The North American arena leg proper begins September 29 in Vancouver. It moves through Seattle (October 1), Portland (October 3), Sacramento, San Jose, Anaheim, Los Angeles (October 10), and San Diego before turning east through Phoenix, Oklahoma City, Houston, Dallas, and Austin across mid-October.
From there it pushes through the South and up the East Coast, Atlanta, Miami, Orlando, Charlotte, Nashville, before heading through the Midwest in late October and early November, hitting St. Louis at the Enterprise Center, Kansas City at T-Mobile Center, Minneapolis at Target Center, Milwaukee at Fiserv Forum, Chicago at United Center, Indianapolis at Gainbridge Fieldhouse, Detroit at Little Caesars Arena, and Columbus at Nationwide Arena.
The final stretch through November covers Washington DC at Capital One Arena, Pittsburgh at PPG Paints Arena, Cleveland, Buffalo, Toronto at Scotiabank Arena, Boston at TD Garden, Philadelphia at Xfinity Mobile Arena, Newark at Prudential Center, and then Madison Square Garden on November 23 to close it all out.
Every venue on the arena leg is a legitimate first-tier room. There is no filler in the routing.
Who Will Play With Sombr?
The rotating cast of openers is as carefully assembled as anything else about this tour, and it is worth paying attention to who is on which dates.
Interpol opens the Vancouver kickoff, the band that spent the early 2000s redefining what post-punk could sound like in America, now serving as the elder statesmen on night one of Sombr’s first arena run.
That pairing is deliberate and a little poetic. The Last Dinner Party, the British band that has been one of the most talked-about new acts in the UK and beyond, joins for the southern and Midwest swing from Oklahoma City through Chicago.
Tom Odell, whose catalog of emotionally precise indie-pop has earned him a devoted international following, handles the California stretch.
Dove Cameron takes over from Indianapolis through the Madison Square Garden finale, adding serious star power to the homestretch in the markets where it will matter most.
King Princess, Balu Brigada, The Hellp, and Hannah Jadagu fill out other select dates. There is not a weak link in the support lineup.
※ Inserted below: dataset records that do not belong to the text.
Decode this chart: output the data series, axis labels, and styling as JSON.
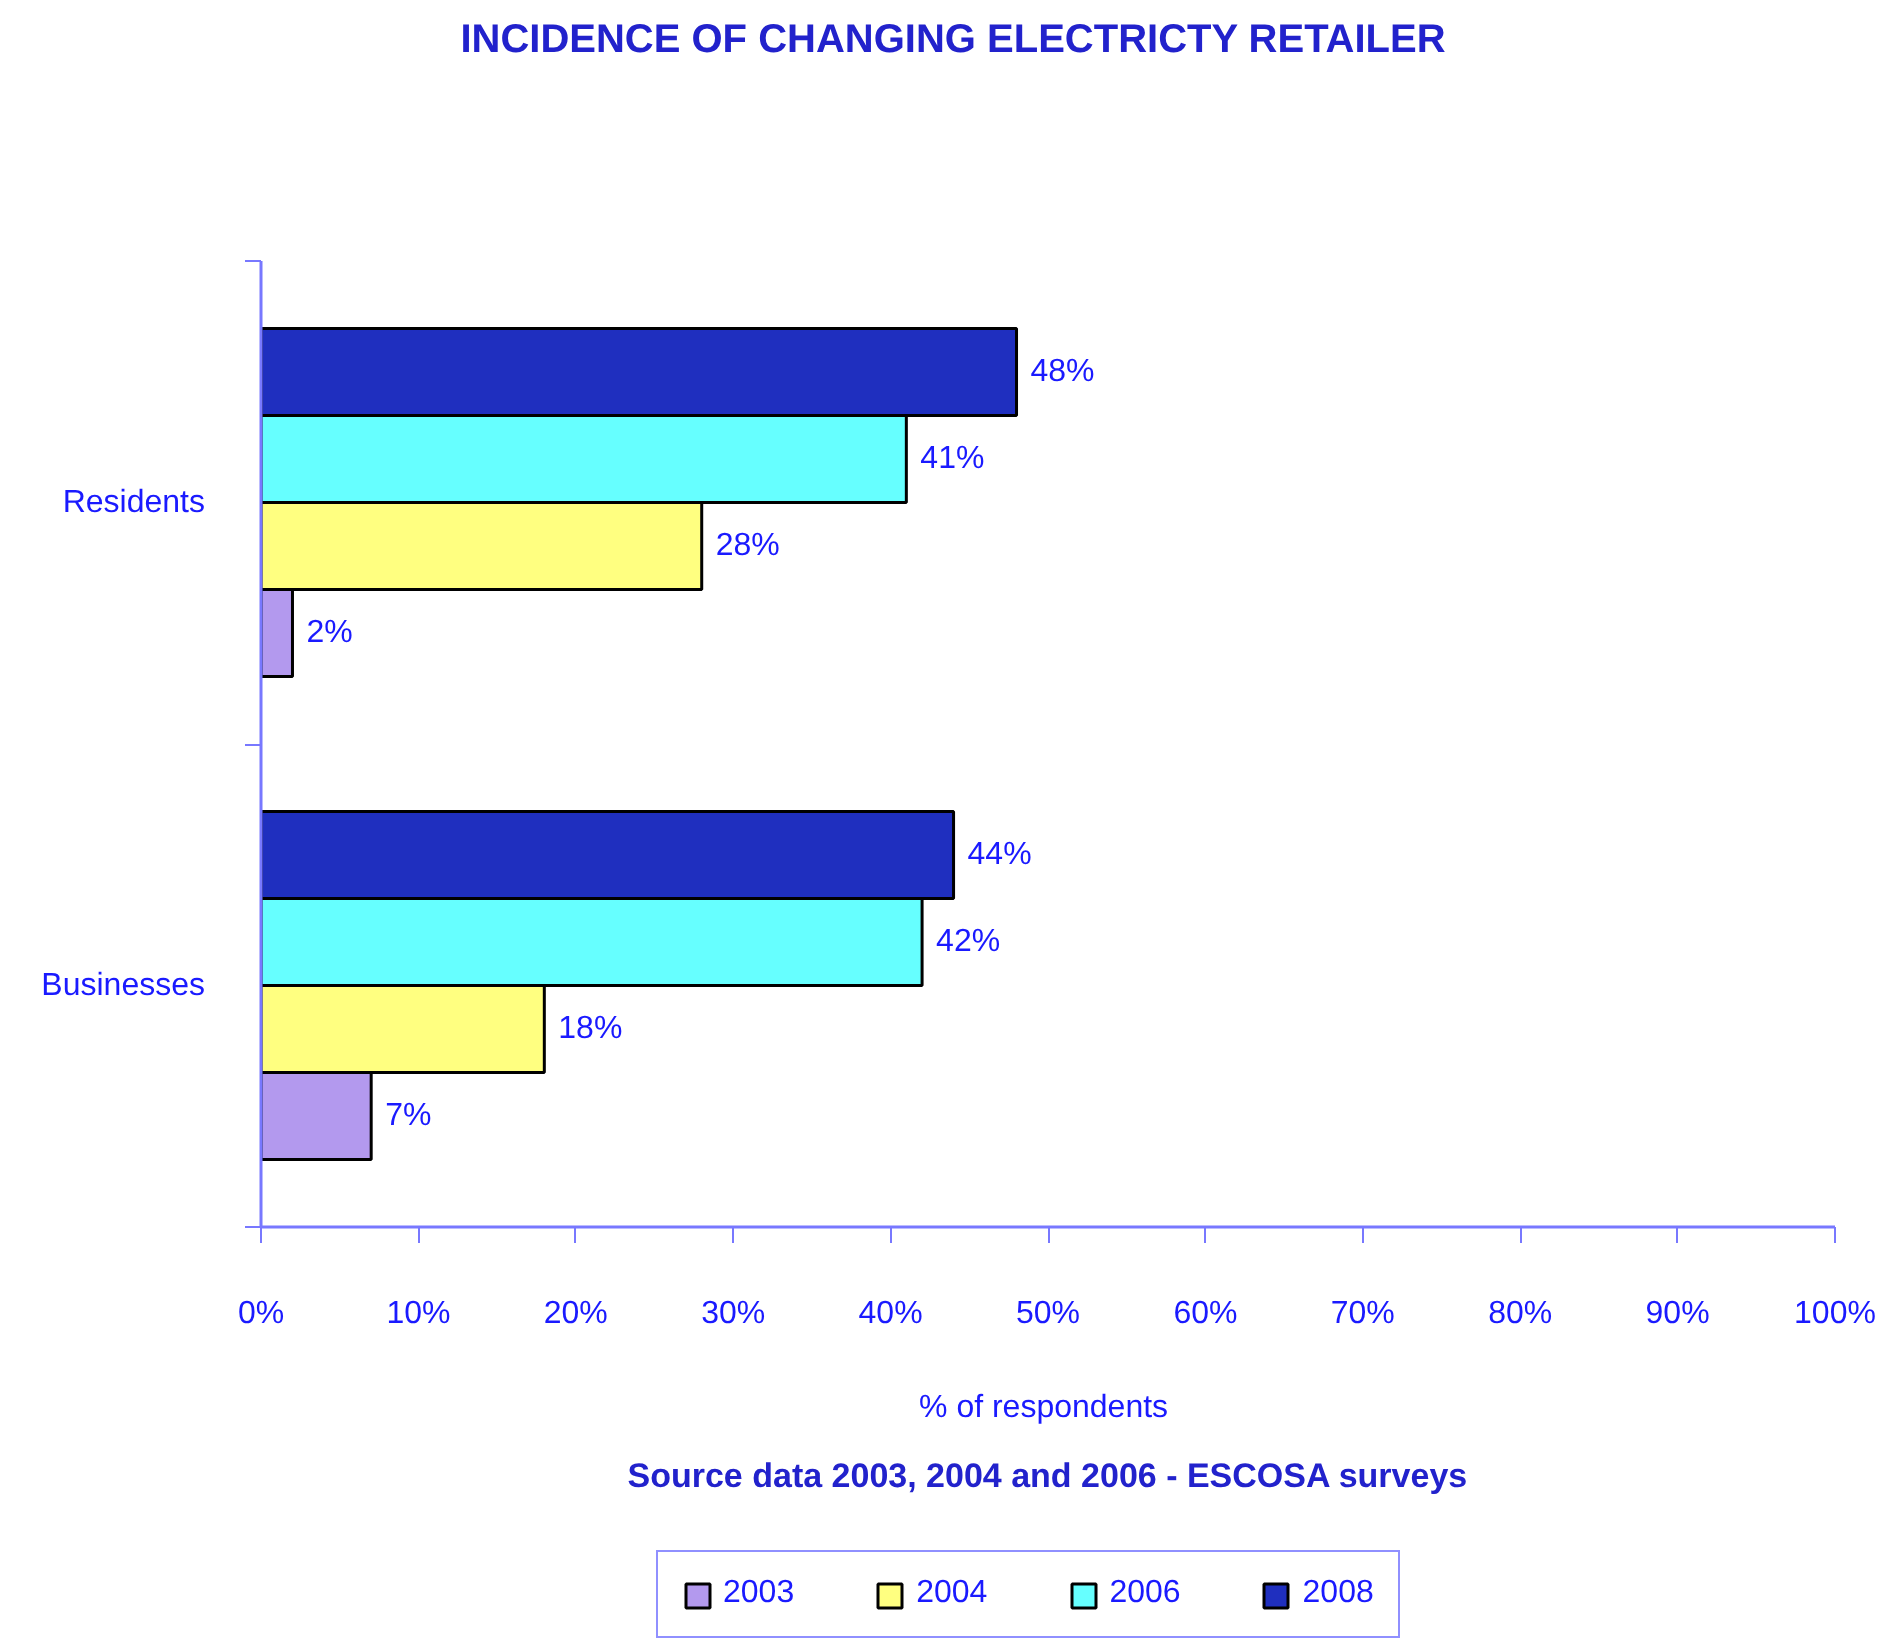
{
  "chart_data": {
    "type": "bar",
    "orientation": "horizontal",
    "title": "INCIDENCE OF CHANGING ELECTRICTY RETAILER",
    "xlabel": "%  of respondents",
    "annotations": [
      "Source data 2003, 2004 and 2006 - ESCOSA surveys"
    ],
    "categories": [
      "Residents",
      "Businesses"
    ],
    "series": [
      {
        "name": "2003",
        "color": "#b399ee",
        "values": [
          2,
          7
        ],
        "value_labels": [
          "2%",
          "7%"
        ]
      },
      {
        "name": "2004",
        "color": "#ffff80",
        "values": [
          28,
          18
        ],
        "value_labels": [
          "28%",
          "18%"
        ]
      },
      {
        "name": "2006",
        "color": "#66ffff",
        "values": [
          41,
          42
        ],
        "value_labels": [
          "41%",
          "42%"
        ]
      },
      {
        "name": "2008",
        "color": "#1f2fbf",
        "values": [
          48,
          44
        ],
        "value_labels": [
          "48%",
          "44%"
        ]
      }
    ],
    "xlim": [
      0,
      100
    ],
    "xticks": [
      {
        "value": 0,
        "label": "0%"
      },
      {
        "value": 10,
        "label": "10%"
      },
      {
        "value": 20,
        "label": "20%"
      },
      {
        "value": 30,
        "label": "30%"
      },
      {
        "value": 40,
        "label": "40%"
      },
      {
        "value": 50,
        "label": "50%"
      },
      {
        "value": 60,
        "label": "60%"
      },
      {
        "value": 70,
        "label": "70%"
      },
      {
        "value": 80,
        "label": "80%"
      },
      {
        "value": 90,
        "label": "90%"
      },
      {
        "value": 100,
        "label": "100%"
      }
    ],
    "grid": false,
    "legend": "bottom"
  }
}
Fans who show up for every city will have heard five or six different openers by the time it is over.
The New Single And What Comes Next
The tour announcement came alongside news that Sombr has a new single dropping this Thursday, April 16, a song called “Potential,” with an official music video at 6 PM ET the same day.
“Homewrecker,” the single that preceded it, was his fifth entry on the Billboard Global 200 and his highest first-week debut to date on the Hot 100. “Potential” is the next chapter, dropping two days before general tickets go on sale, which is not an accident.
The tour name, the Coachella performance, the new single, and the arena announcement all land within a 72-hour window.
This is a coordinated moment, the kind that a career builds toward and that a team executes when they believe the ceiling has genuinely moved.
Sombr announced the tour on Instagram with a simple message:
“I’m so excited to announce my first arena tour coming to North America. This will be a very special show.”
He has been building toward this since a bedroom in the Lower East Side. The presale opens tomorrow. The general sale is Friday. Madison Square Garden is November 23.